This review, of a book which seems to deepen our understanding of the themes we explored in Birmingham, appeared in the History News Network:
Donna M. DeBlasio: Review of Douglas A. Blackmon’s Slavery By Another Name: The Re-Enslavement of Black Americans from the Civil War to World War II (Anchor Books, 2008)
[Donna M. DeBlasio is an Associate Professor of History and Applied History at Youngstown State University.]
Almost any American will tell you that the Civil War finally brought an end to slavery in the United States. As Douglas A. Blackmon demonstrates in his powerful book Slavery by Another Name: The Re-Enslavement of Black Americans from the Civil War to World War II, slavery, in all its cruelty and inhumanity lasted much longer beyond the passage of the Thirteenth Amendment to the Constitution than is generally believed. In this meticulously detailed account, Blackmon presents the horrifying story of the virtual re-institution of slavery in the post-Civil War South. He uses hundreds of primary sources, including manuscripts and oral histories to document this part of the American past that has been long buried and ignored. While Blackmon focuses on the Black Belt of Alabama, he demonstrates that this phenomenon was widespread in the South.
Blackmon became interested in tracing the history of Green Cottenham, the child of two former slaves, one of whom belonged to the Cottingham family in Bibb County, Alabama. Cottenham was arrested for vagrancy in 1908 in Shelby County, Alabama, and then sold to a subsidiary of U.S. Steel, the Tennessee Coal, Iron and Railroad Company, for $12 a month, until Cottenham’s fees were paid. The young man was forced to mine coal at Slope #12 near Birmingham; his quota was eight tons per day. If he did not do what was required, he was brutally beaten. Cottenham, and the other African Americans who toiled in the mines under forced labor conditions, had no recourse and little hope of freedom. In trying to find out exactly what happened to Cottenham, Blackmon reveals the histories of the thousands of African American who were forced to work in coal mines, at iron and steel mills, in the turpentine industry and in lumber operations, as well as on cotton plantations. While the abuses of the sharecropping system are well-known, they have rarely been seen as a part of the larger picture of forced labor and the virtual re-enslavement of the South’s African American population.

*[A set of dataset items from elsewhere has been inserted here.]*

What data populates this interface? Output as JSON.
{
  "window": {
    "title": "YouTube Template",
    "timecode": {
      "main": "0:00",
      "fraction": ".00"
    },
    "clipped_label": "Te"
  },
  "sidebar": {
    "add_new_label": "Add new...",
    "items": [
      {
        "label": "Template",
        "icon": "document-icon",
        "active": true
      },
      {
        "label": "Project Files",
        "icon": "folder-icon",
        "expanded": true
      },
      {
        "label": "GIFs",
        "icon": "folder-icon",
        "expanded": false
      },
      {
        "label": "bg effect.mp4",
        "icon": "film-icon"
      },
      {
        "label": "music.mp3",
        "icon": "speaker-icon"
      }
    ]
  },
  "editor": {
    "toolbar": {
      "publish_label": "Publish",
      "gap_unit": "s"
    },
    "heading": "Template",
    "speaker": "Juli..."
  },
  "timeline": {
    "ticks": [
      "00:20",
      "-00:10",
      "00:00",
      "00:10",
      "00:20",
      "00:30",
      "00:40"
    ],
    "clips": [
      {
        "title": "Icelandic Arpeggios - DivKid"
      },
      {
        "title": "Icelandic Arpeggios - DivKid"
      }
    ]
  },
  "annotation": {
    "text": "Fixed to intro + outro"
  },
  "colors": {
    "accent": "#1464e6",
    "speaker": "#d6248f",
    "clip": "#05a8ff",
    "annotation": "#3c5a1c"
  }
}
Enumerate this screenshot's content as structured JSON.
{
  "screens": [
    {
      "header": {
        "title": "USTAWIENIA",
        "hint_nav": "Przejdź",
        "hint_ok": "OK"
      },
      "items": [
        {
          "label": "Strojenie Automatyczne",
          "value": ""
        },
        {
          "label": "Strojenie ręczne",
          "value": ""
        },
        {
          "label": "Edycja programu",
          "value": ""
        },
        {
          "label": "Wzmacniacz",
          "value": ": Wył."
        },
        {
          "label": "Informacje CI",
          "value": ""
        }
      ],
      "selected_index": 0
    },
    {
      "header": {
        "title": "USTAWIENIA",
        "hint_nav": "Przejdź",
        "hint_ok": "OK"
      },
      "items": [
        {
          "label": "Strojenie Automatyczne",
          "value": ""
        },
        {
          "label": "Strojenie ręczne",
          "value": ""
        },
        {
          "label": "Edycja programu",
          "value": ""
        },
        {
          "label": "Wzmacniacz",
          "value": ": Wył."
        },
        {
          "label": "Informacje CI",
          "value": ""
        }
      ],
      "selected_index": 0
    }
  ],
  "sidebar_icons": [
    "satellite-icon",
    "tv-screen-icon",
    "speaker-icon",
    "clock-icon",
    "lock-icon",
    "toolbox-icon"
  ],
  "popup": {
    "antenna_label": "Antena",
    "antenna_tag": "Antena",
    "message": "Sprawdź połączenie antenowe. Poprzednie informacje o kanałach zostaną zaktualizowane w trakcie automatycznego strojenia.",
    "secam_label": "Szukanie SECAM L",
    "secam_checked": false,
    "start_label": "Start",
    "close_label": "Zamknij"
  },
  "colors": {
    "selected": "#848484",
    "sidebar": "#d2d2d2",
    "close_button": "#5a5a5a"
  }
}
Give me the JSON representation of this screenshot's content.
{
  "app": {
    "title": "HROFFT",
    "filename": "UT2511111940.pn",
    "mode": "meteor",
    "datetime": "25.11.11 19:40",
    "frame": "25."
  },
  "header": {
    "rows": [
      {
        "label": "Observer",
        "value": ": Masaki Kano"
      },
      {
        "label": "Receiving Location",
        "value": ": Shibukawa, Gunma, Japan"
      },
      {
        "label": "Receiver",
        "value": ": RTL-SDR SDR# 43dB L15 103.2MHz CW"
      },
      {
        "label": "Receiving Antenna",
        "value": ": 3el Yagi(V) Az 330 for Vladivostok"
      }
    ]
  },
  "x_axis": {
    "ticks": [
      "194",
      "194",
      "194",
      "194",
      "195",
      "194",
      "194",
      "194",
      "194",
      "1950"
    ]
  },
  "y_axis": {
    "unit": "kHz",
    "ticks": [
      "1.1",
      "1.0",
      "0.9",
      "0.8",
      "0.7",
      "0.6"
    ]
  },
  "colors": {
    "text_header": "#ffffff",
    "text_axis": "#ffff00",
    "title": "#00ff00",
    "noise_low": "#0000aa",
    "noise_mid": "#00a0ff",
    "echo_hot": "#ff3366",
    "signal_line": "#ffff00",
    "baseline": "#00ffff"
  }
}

There was some attempt in the early twentieth century to bring a modicum of justice to African Americans. In 1903, the U.S. Secret Service, at the request of the U.S. Department of Justice, began an investigation into reports about black men being held in a system of peonage in Alabama. Several of the most egregious practitioners of re-enslaving African Americans were indicted in the process, including Robert Franklin, who was accused of holding a man in slavery and John Pace, who ran one of the most notorious slave farms in the region. The sadistic William Eberhart who was accused of holding blacks in a state of peonage used as his defense that no “federal statute specifically made it a crime to hold a person in slavery.” (173) While a number of the defendants received either fines or jail time or both for pleading “guilty” the trials merely fanned the flames of racism and made the forced labor system even more violent and intractable.
While the South engaged in this new system of slavery, the complicity of the North in allowing the region to handle race relations cannot be ignored. Indeed, northern based companies, particularly U.S. Steel, which held subsidiaries in the South, were some of the worst offenders. The official biography of Judge Elbert H. Gary, president of U. S. Steel, indicated that Gary claimed he was “outraged” when he learned that the company’s Alabama mines used slave labor and ordered the head of Tennessee Coal, Iron and Railroad to end the practice immediately. (335) As Blackmon notes, Gary may have believed this, but in truth “slaves remained at work” in the coal mines (335) In truth, Gary did not end the reliance on slave labor but did institute some minor improvements in the lives of the workers that dropped the annual death toll by 1911 to eighteen. Clearly, the system of collusion where African Americans were arrested almost on site and their services sold to the highest bidder, was extremely profitable for the government entities that sold their labor and the people and companies that purchased these human beings.
With the mechanization of farming and in industries like coal mining, this labor system became less profitable. It was, as Blackmon notes, replaced with the enforced labor of the chain gang system. It was only when the United States became engaged in fighting the Axis powers in World War II that there was a stimulus to finally end the system of slavery. Ironically, it was the fear that our enemies would use the treatment of African Americans as a propaganda tool that was one of the prime reasons for government action. Coupled with the valiant service of African Americans during World War II, the pressure to ensure that this evil would never again be perpetrated resulted in a series of federal laws to do just that. Blackmon, who won the Pulitzer Prize for Non-fiction for Slavery by Another Name, presents a complex history that needs to become a part of the national narrative.